Staff engagement still a problem for employers

Figures from two separate pieces of research reveal a concerning picture for UK employers, yet the two issues highlighted are can be easily overcome yet organisations employers seem reluctant to tackle them. We’re talking about staff development and employee engagement.


In August, the Chartered Institute of Personnel and Development (CIPD) revealed that 1 in 4 (23%) employees are planning to leave their jobs in search of promotional and development opportunities elsewhere. This is despite the fact that the same research found that 48% of employee saying that their current employers do provide these things. The issue, it would seem, is one of engagement – or lack of.


Indeed, research conducted by TotalJobs showed that 28% of employers struggle to engage their people at all, with 59% saying this results in low productivity and less than favourable staff retention rates.

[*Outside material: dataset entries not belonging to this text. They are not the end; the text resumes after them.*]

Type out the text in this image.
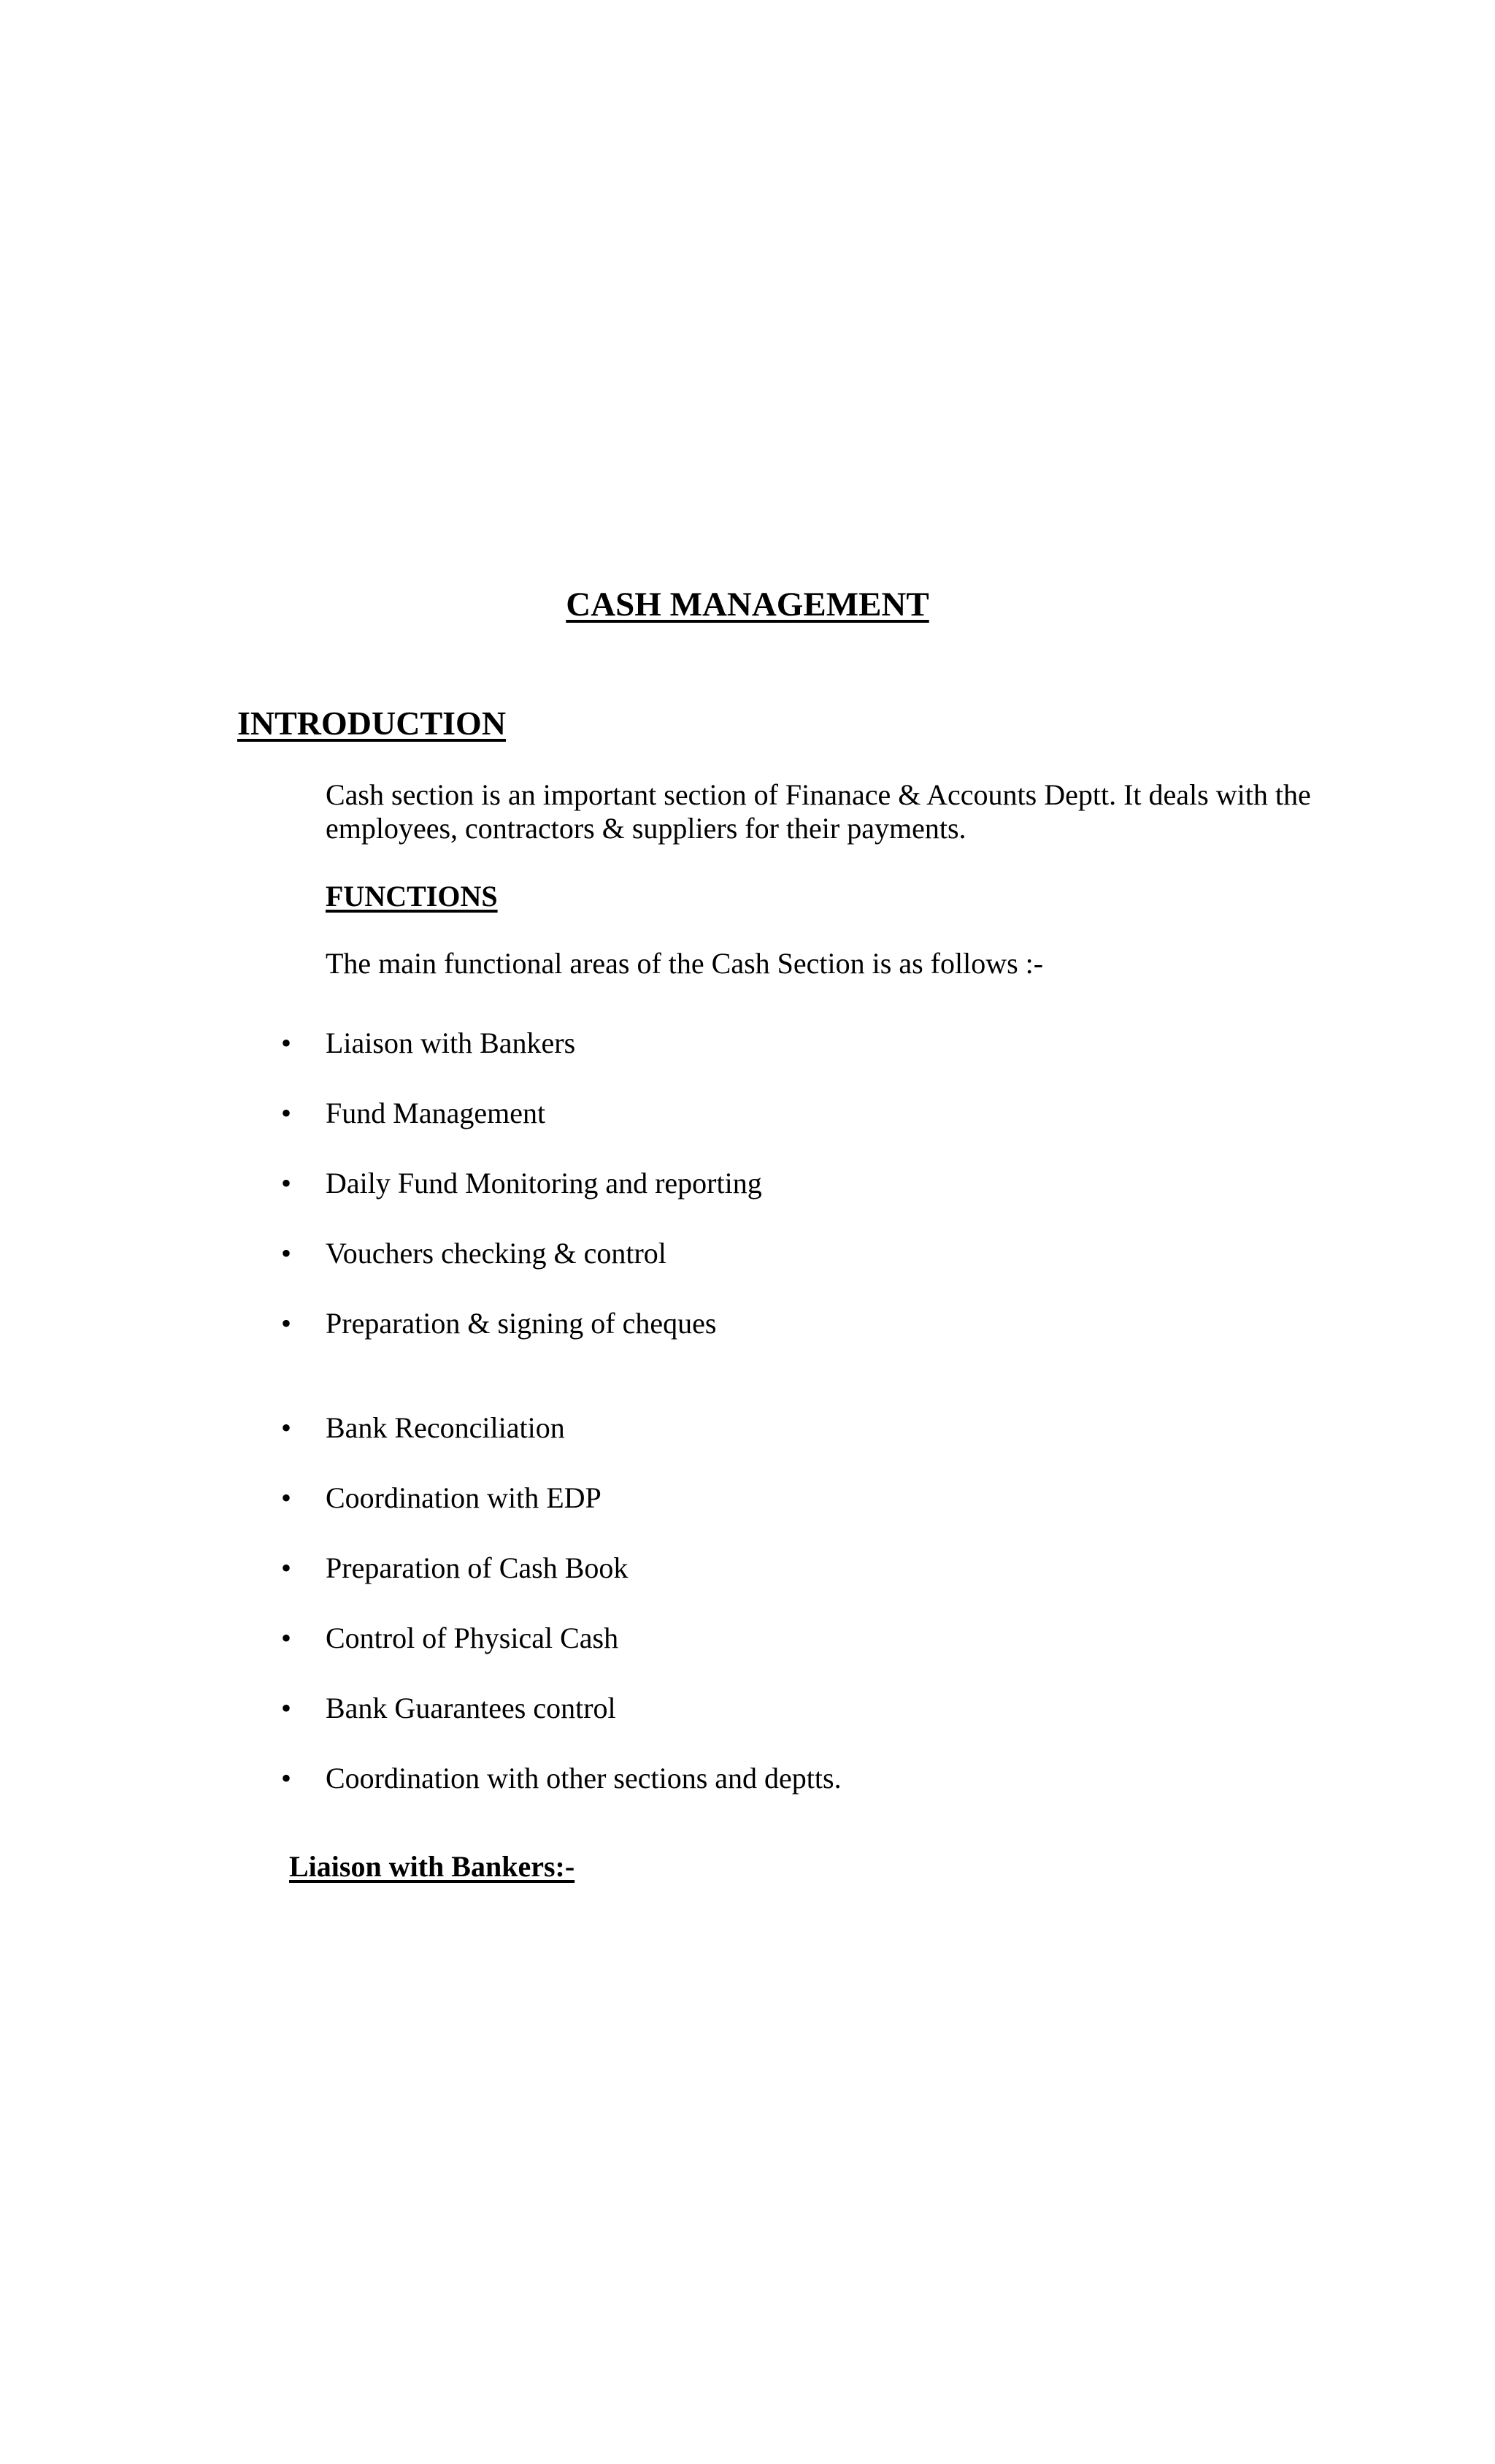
CASH MANAGEMENT
INTRODUCTION

Cash section is an important section of Finanace & Accounts Deptt. It deals with the employees, contractors & suppliers for their payments.

FUNCTIONS

The main functional areas of the Cash Section is as follows :-

• Liaison with Bankers
• Fund Management
• Daily Fund Monitoring and reporting
• Vouchers checking & control
• Preparation & signing of cheques
• Bank Reconciliation
• Coordination with EDP
• Preparation of Cash Book
• Control of Physical Cash
• Bank Guarantees control
• Coordination with other sections and deptts.
Liaison with Bankers:-
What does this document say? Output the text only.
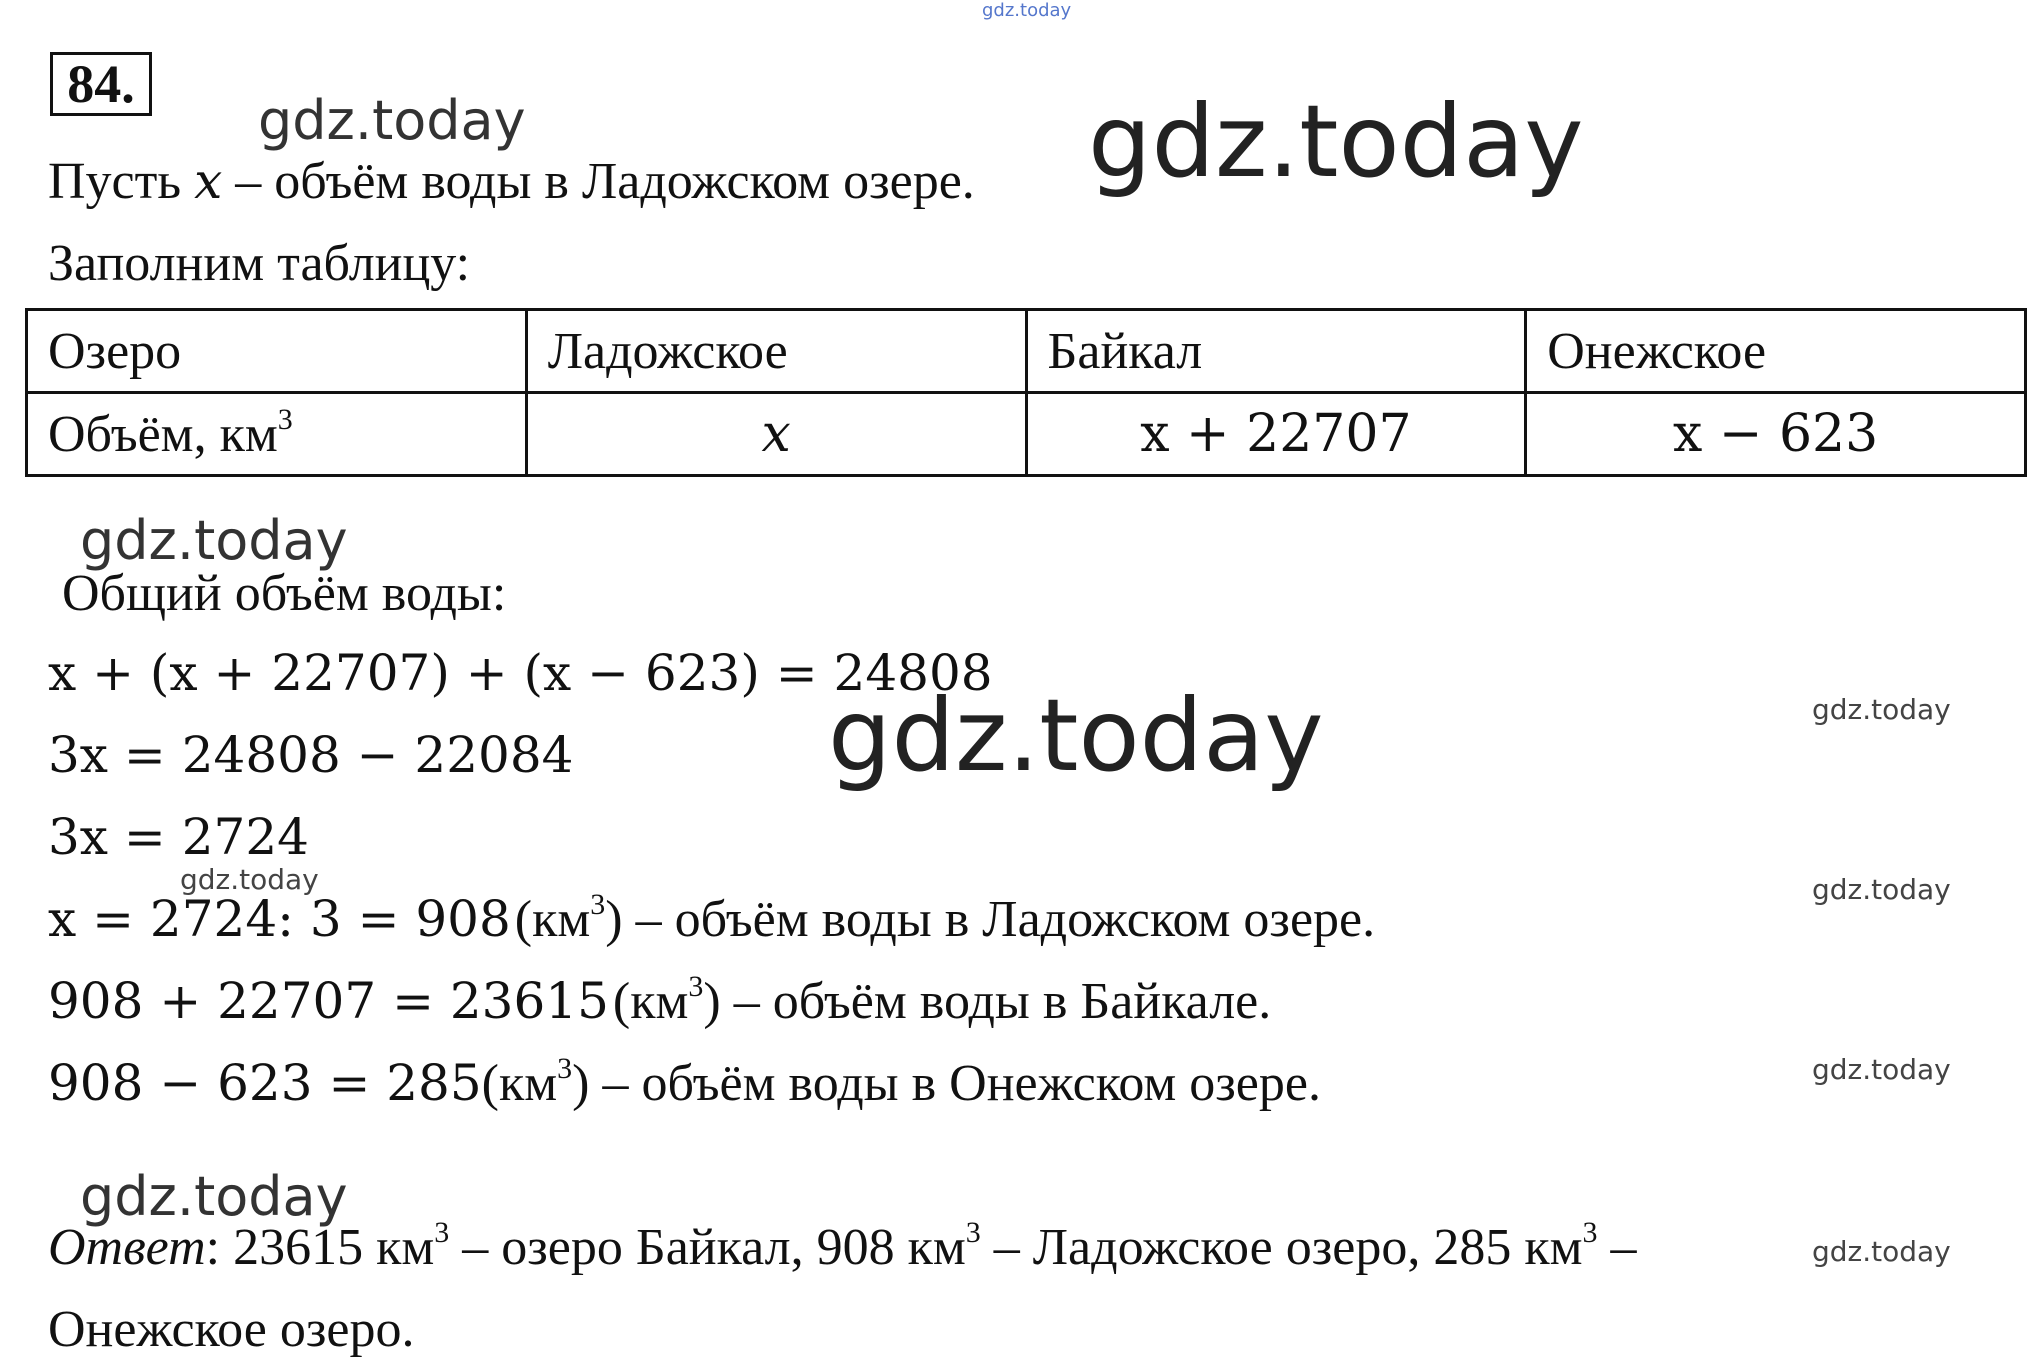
84.
Пусть x – объём воды в Ладожском озере.
Заполним таблицу:
Озеро	Ладожское	Байкал	Онежское
Объём, $км^3$	x	x + 22707	x − 623
Общий объём воды:
x + (x + 22707) + (x − 623) = 24808
3x = 24808 − 22084
3x = 2724
x = 2724: 3 = 908 $(км^3)$ – объём воды в Ладожском озере.
908 + 22707 = 23615 $(км^3)$ – объём воды в Байкале.
$908 - 623 = 285(км^3)$ – объём воды в Онежском озере.
Ответ: 23615 $км^3$ – озеро Байкал, 908 $км^3$ – Ладожское озеро, 285 $км^3$ –
Онежское озеро.
gdz.today
gdz.today	gdz.today
gdz.today
gdz.today	gdz.today
gdz.today	gdz.today
gdz.today
gdz.today
gdz.today
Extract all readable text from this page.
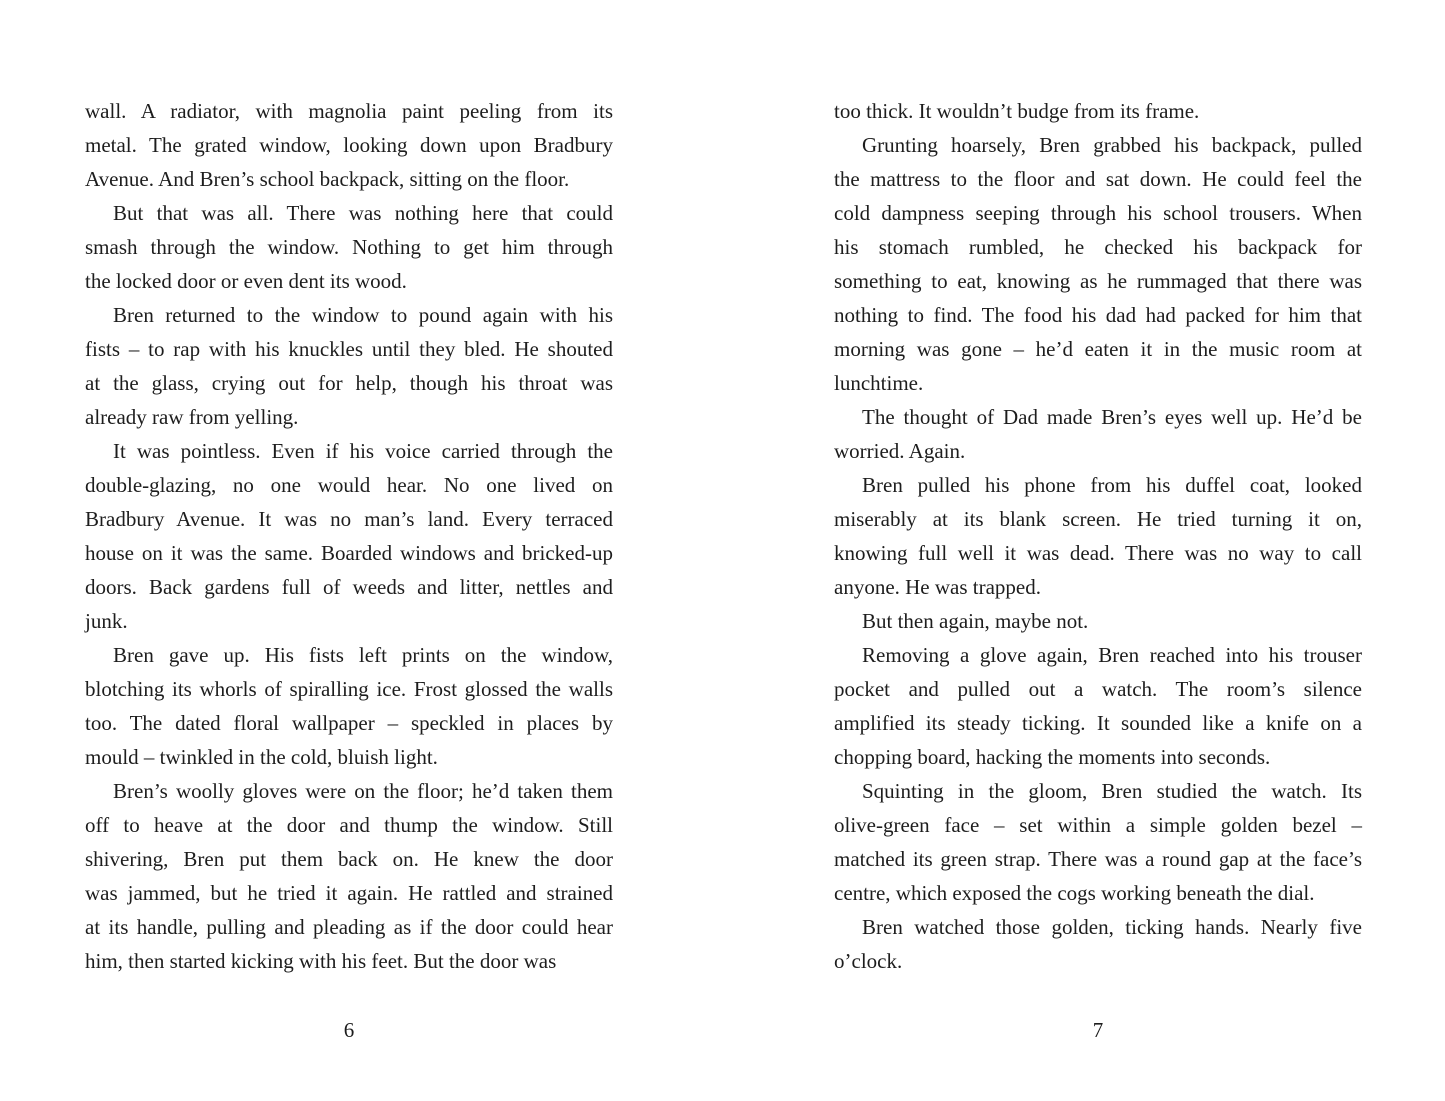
wall. A radiator, with magnolia paint peeling from its
metal. The grated window, looking down upon Bradbury
Avenue. And Bren’s school backpack, sitting on the floor.

But that was all. There was nothing here that could
smash through the window. Nothing to get him through
the locked door or even dent its wood.

Bren returned to the window to pound again with his
fists – to rap with his knuckles until they bled. He shouted
at the glass, crying out for help, though his throat was
already raw from yelling.

It was pointless. Even if his voice carried through the
double-glazing, no one would hear. No one lived on
Bradbury Avenue. It was no man’s land. Every terraced
house on it was the same. Boarded windows and bricked-up
doors. Back gardens full of weeds and litter, nettles and
junk.

Bren gave up. His fists left prints on the window,
blotching its whorls of spiralling ice. Frost glossed the walls
too. The dated floral wallpaper – speckled in places by
mould – twinkled in the cold, bluish light.

Bren’s woolly gloves were on the floor; he’d taken them
off to heave at the door and thump the window. Still
shivering, Bren put them back on. He knew the door
was jammed, but he tried it again. He rattled and strained
at its handle, pulling and pleading as if the door could hear
him, then started kicking with his feet. But the door was

6

too thick. It wouldn’t budge from its frame.

Grunting hoarsely, Bren grabbed his backpack, pulled
the mattress to the floor and sat down. He could feel the
cold dampness seeping through his school trousers. When
his stomach rumbled, he checked his backpack for
something to eat, knowing as he rummaged that there was
nothing to find. The food his dad had packed for him that
morning was gone – he’d eaten it in the music room at
lunchtime.

The thought of Dad made Bren’s eyes well up. He’d be
worried. Again.

Bren pulled his phone from his duffel coat, looked
miserably at its blank screen. He tried turning it on,
knowing full well it was dead. There was no way to call
anyone. He was trapped.

But then again, maybe not.

Removing a glove again, Bren reached into his trouser
pocket and pulled out a watch. The room’s silence
amplified its steady ticking. It sounded like a knife on a
chopping board, hacking the moments into seconds.

Squinting in the gloom, Bren studied the watch. Its
olive-green face – set within a simple golden bezel –
matched its green strap. There was a round gap at the face’s
centre, which exposed the cogs working beneath the dial.

Bren watched those golden, ticking hands. Nearly five
o’clock.

7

Even more worrying was the fact that 66% of employers reported that their low staff engagement levels also meant performance standards were negatively affected too.


At a time when competition between law firms is at its most intense, and the demand for the best talent at its highest, what can employers do to better engagement their teams and ensure they keep hold of the talent they already have?


According to the TotalJobs report, more than half (51%) of respondents say that clearly communicating with staff via email, internal newsletters and regular meetings are highly effective ways of improving engagement.


Creating a ‘stimulating work environment’ (39%) and ‘fostering a strong team dynamic’ (28%) were also highlighted as effective employee engagement tactics, along with ‘building a strong and visible’ management team (25%) and ‘rewarding the most proactive and engaged employees’ (24%).


The statistic that caught our eye in particular was that 4 in 10 (44%) of employers say that hiring the right staff in the first place was the most important factor in determining how effective their employee engagement strategy is.


Having a CV to wow anyone is all well and good, but personality and cultural fit are often more important than the skills and experiences that someone may have. Indeed, the CIPD estimate that the cost of a mis-hire can be anywhere from £12,000 to upwards of £25,000 – figures that few firms can write off.


So hiring managers need to know exactly what they need in their next hire and, more important, that the recruitment partner they appoint has the knowledge, expertise and the wherewithal to find the talent you really need. Then, once in situ, having an effective employee engagement strategy in place will go a long way to ensuring that you retain this new talent and remain an employer of choice.